“If you stick today to doing what you did yesterday, you certainly won’t succeed with what you might achieve tomorrow!” – Futurist Jim Carroll
The reality of reinvention should be pretty easy for many people to comprehend – but seems to be something that is incredibly hard for many to do. That’s something that I will never fully understand when it comes to innovation, disruption, and the future.
Why is this the case? The reasons are many, but let me give you just a few in the context of the strange new land in which we find ourselves today:
- an inability to accept reality: that seems to be a theme for 2020!
- inertia is easy: when confronted by change, many people react by …. doing nothing.
- an avoidance mindset: when things are uncomfortable, the easiest thing to do to deal with that discomfort is to avoid it!

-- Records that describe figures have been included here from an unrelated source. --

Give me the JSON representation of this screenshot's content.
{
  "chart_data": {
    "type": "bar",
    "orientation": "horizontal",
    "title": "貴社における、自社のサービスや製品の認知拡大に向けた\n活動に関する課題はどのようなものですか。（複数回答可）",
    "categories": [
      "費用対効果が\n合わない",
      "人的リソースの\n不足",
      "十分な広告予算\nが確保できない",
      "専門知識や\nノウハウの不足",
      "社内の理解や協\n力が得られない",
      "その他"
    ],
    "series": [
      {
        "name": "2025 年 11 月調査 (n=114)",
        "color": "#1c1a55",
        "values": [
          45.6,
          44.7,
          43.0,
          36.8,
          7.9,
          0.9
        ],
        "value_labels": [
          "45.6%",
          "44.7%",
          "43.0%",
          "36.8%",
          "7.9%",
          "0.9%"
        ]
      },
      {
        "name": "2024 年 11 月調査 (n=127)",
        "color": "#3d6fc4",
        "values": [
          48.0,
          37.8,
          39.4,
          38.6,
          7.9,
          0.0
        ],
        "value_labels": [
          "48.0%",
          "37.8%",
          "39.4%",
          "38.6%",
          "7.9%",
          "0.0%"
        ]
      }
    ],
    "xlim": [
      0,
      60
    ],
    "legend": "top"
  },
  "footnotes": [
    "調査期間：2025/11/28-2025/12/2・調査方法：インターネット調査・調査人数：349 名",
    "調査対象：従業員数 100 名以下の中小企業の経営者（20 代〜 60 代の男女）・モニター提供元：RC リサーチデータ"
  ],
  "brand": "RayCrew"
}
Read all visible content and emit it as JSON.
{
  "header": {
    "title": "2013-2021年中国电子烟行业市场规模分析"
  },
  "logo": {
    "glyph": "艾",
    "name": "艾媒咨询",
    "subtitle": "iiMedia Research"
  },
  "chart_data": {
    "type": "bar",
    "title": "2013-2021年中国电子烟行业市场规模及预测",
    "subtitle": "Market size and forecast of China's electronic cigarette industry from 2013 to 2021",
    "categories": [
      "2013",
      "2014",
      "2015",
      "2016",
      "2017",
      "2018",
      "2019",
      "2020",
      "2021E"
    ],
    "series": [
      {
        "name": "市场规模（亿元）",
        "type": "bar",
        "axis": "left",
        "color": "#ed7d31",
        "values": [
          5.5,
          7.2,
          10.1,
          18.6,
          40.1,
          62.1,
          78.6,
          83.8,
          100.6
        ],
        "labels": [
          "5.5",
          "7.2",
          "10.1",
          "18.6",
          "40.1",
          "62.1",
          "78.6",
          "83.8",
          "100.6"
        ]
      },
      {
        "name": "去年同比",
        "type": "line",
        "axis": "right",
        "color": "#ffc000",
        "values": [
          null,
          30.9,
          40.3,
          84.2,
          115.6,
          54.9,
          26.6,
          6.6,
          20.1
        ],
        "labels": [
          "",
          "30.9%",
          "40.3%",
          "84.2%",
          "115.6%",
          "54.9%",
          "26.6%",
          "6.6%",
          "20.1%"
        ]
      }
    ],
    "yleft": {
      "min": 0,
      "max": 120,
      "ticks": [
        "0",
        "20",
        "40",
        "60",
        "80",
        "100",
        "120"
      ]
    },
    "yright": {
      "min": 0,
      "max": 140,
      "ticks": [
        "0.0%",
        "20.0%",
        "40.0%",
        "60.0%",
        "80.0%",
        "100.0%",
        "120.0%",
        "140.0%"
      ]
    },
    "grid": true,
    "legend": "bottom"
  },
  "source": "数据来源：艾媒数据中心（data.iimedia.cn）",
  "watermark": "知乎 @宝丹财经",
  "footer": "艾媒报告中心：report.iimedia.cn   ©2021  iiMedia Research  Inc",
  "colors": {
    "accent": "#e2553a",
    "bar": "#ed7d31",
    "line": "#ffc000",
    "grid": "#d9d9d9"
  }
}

- repetition is easy: reinvention is hard
- laziness is on the agenda: you’ll do it later because reinvention is hard work,
- an unwillingness to confront the truth: your old business model is probably gone, but you won’t accept it
- clinging to the past: a belief that we’ll soon get back to normal (we won’t; everything has changed)
- a scope challenge: a lack of appreciation for the change that has occurred: the events of the year are transformative
- an inability to take risks: you were comfortable for so long in your ‘old ways’ that you don’t know how to try a new way!
- paralyzed by the fear of failure: new ideas seem to be too far-reaching and daunting!
- moving slow when speed is critical: but things have never moved this fast!
- a loss of confidence: you aren’t certain they can compete, adapt, and change.
- fear of the unknown: in times of uncertainty: far too many people go into a ‘wait-and-see’ mode when they aren’t sure as to what comes next.
If you are guilty of these attitudes, history has taught us that you are at extremely high risk of future failure! Get moving!